Essen/Künzelsau Reinhold Würth erhält auch Folkwang-Preis Lebenslanges leidenschaftliches Engagement für Kunst und kulturelle Bildung gewürdigt

Auszeichnung für einen leidenschaftlichen Kunstsammler (von links): Dr. Tobia Bezzola (Direktor Museum Folkwang), Dr. Martin Roth (Direktor Victoria & Albert Museum), der Geehrte Reinhold Würth sowie Dr. Achim Middelschulte (Vorsitzender Folkwang-Museumsverein). Foto: Museum Folkwang / Sebastian Drüen
Auszeichnung für einen leidenschaftlichen Kunstsammler (von links): Dr. Tobia Bezzola (Direktor Museum Folkwang), Dr. Martin Roth (Direktor Victoria & Albert Museum), der Geehrte Reinhold Würth sowie Dr. Achim Middelschulte (Vorsitzender Folkwang-Museumsverein). Foto: Museum Folkwang / Sebastian Drüen
Essen/Künzelsau / PM 16.10.2013
Der Mäzen und Unternehmer Reinhold Würth hat in Essen den mit 25 000 Euro dotierten Internationalen Folkwang-Preis 2013 erhalten.

Mit dem Folkwang-Preis zeichnet der Folkwang- Museumsverein seit 2010 Personen und Institutionen aus, die sich im Sinne des Museumsgründers Karl Ernst Osthaus (1874-1921) in besonderer Weise für die Förderung und Vermittlung von Kunst an eine breite Öffentlichkeit verdient gemacht haben.

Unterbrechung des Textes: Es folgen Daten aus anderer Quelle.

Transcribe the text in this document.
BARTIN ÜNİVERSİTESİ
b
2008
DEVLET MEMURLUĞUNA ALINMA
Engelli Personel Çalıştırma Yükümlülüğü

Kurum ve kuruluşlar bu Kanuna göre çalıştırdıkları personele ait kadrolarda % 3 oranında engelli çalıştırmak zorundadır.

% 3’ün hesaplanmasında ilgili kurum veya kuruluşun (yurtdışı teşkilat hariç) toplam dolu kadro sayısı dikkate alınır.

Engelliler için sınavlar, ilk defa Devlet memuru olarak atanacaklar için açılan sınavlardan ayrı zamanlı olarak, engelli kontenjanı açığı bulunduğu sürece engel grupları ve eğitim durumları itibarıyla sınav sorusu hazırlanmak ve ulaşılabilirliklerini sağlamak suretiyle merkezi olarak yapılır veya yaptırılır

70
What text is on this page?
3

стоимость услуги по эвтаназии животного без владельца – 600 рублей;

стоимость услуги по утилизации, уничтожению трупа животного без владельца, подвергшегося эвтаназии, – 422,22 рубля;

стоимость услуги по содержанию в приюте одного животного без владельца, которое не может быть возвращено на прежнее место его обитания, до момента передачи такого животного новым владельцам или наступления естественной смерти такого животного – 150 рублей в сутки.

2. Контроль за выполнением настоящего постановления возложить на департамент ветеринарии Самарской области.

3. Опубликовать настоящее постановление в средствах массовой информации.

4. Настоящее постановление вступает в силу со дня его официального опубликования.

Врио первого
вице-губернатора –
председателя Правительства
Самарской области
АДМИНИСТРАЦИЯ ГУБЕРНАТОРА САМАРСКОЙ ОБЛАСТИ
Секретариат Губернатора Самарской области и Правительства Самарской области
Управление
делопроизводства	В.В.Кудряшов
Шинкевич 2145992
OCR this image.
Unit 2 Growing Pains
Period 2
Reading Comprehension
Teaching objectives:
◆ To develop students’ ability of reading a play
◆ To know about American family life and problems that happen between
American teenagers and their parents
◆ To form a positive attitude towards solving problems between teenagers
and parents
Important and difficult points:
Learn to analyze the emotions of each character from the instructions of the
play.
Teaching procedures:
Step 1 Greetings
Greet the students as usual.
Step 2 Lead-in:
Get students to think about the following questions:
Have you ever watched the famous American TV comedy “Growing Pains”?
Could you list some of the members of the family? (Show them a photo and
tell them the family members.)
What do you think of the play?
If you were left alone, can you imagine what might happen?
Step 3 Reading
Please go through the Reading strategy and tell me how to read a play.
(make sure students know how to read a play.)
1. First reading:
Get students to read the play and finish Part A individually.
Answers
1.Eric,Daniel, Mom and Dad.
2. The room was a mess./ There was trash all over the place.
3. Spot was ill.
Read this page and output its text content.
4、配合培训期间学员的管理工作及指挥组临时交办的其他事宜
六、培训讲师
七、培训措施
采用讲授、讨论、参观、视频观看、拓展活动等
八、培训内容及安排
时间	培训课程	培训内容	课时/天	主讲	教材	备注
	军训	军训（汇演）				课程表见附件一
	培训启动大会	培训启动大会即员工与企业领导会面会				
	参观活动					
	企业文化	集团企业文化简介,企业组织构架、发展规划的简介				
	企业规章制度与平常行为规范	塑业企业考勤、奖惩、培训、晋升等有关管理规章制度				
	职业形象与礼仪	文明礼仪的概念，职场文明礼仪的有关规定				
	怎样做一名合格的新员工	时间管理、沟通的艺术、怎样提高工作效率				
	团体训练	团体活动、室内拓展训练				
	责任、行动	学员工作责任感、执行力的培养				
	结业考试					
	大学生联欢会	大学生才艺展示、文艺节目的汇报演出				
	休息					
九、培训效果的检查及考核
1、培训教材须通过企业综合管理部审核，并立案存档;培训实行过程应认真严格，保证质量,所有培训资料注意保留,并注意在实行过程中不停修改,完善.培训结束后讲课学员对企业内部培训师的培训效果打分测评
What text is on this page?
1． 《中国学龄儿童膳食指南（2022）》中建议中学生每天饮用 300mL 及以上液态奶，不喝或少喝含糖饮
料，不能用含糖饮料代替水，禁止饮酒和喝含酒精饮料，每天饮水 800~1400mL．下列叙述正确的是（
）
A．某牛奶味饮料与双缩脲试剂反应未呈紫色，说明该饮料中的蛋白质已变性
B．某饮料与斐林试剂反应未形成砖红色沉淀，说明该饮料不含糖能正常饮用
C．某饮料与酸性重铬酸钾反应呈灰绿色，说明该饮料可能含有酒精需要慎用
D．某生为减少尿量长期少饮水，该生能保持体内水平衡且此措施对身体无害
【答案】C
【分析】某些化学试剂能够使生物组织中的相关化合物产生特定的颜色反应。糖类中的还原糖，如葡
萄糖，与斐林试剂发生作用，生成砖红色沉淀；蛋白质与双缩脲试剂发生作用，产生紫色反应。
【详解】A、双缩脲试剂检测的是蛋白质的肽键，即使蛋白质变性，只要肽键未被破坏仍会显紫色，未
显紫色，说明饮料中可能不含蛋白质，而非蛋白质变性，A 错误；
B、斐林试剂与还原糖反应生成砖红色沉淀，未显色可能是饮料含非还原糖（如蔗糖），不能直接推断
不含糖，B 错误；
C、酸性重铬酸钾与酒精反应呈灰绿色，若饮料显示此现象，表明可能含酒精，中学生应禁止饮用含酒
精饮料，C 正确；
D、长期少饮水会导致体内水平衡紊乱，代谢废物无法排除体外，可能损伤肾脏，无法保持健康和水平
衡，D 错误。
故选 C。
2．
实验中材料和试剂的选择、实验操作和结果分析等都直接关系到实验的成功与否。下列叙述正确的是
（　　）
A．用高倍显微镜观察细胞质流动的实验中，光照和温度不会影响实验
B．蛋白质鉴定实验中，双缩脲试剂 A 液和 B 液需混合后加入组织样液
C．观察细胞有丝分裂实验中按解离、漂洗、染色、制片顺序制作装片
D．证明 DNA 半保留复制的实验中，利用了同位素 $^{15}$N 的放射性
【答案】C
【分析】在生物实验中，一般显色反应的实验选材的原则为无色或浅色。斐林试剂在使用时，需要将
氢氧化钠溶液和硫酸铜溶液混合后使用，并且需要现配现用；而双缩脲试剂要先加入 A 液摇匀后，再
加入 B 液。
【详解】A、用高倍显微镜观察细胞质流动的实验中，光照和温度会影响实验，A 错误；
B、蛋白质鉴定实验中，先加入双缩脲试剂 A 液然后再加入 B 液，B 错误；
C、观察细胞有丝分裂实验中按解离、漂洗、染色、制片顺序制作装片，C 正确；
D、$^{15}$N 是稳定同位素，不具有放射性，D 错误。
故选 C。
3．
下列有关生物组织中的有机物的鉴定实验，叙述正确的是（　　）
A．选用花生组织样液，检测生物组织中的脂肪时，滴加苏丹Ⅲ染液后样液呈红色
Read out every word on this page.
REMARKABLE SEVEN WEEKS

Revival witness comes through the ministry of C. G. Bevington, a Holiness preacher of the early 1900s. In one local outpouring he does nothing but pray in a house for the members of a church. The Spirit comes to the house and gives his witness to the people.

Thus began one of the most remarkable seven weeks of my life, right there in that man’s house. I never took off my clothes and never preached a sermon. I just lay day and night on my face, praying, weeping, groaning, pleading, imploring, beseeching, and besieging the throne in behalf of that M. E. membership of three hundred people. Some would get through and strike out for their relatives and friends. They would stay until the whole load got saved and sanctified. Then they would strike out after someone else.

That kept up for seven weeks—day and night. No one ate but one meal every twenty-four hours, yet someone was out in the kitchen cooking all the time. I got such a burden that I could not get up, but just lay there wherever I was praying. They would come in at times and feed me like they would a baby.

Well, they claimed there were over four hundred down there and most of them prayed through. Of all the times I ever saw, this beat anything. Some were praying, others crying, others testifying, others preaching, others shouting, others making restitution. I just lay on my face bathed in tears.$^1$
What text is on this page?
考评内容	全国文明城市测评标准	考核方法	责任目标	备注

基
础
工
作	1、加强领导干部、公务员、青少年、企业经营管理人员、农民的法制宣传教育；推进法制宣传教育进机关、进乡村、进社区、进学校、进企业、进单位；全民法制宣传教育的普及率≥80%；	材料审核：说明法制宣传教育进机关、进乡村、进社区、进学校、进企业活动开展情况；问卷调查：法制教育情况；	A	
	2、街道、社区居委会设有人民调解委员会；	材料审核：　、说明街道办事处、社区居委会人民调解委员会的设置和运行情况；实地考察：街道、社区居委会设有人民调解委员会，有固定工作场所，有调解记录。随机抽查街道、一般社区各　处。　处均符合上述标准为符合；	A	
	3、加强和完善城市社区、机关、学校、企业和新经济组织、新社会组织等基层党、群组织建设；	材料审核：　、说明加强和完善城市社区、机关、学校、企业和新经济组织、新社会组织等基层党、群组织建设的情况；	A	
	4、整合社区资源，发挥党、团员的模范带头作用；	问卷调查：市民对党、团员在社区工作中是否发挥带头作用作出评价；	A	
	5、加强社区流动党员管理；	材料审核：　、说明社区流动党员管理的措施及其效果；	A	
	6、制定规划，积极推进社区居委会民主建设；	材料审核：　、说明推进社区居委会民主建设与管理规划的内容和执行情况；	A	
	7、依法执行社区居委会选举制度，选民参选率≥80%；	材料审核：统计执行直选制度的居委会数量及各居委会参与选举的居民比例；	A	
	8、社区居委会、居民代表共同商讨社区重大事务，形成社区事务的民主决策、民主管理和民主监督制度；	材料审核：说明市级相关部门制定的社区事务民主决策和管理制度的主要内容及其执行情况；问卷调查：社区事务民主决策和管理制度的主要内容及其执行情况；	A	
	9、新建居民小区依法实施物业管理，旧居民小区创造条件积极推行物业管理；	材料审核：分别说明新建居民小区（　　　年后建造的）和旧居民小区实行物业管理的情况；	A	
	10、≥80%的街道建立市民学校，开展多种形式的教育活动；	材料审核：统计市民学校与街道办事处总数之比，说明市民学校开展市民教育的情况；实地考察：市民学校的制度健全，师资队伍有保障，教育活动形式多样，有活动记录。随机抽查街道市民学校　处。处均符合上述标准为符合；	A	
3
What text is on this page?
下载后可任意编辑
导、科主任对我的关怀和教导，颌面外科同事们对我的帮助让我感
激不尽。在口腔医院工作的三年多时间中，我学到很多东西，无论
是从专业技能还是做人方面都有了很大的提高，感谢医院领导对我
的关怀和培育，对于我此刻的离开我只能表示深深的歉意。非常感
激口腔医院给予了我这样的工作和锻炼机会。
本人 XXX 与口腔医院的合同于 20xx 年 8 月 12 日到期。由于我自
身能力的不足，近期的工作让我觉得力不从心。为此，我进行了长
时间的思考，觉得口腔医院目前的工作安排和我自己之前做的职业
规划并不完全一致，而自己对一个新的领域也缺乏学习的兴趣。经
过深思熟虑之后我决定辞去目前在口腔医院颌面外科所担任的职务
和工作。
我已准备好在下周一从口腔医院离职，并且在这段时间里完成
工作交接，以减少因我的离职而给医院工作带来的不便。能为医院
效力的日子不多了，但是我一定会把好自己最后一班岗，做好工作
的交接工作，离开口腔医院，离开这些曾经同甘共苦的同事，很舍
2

Reinhold Würth wird von der Jury für sein lebenslanges, leidenschaftliches Engagement für Kunst und kulturelle Bildung ausgezeichnet. Als Sammler und Kunstfreund wird er von der Überzeugung geleitet, die Arbeitswelt seiner fast 64 000 Mitarbeiter durch Kunst zu motivieren. Dies beweisen nicht nur seine beeindruckende Sammlung moderner und zeitgenössischer Kunst und deren Präsentation in Deutschland und anderen europäischen Ländern, sondern auch zahlreiche Initiativen und Projekte im Namen der Kunst. In seinem Unternehmen gibt es zahlreiche Kunstdependancen, die in direktem Zusammenhang mit Verwaltungsgebäuden gebaut worden sind. Durch die Gründung der Stiftung Würth Künzelsau im Jahr 1987 ist der Preisträger zudem auf vielfältige Weise mäzenatisch und fördernd tätig.

"Der Internationale Folkwang-Preis wird in Gedenken und im Sinne von Karl Ernst Osthaus verliehen", führte Achim Middelschulte, der Vorsitzende des Folkwang-Museumsvereins aus. Der Preis soll Verdienste um die Vermittlung von Kunst und Kultur zur Bildung breiter Bevölkerungskreise ehren.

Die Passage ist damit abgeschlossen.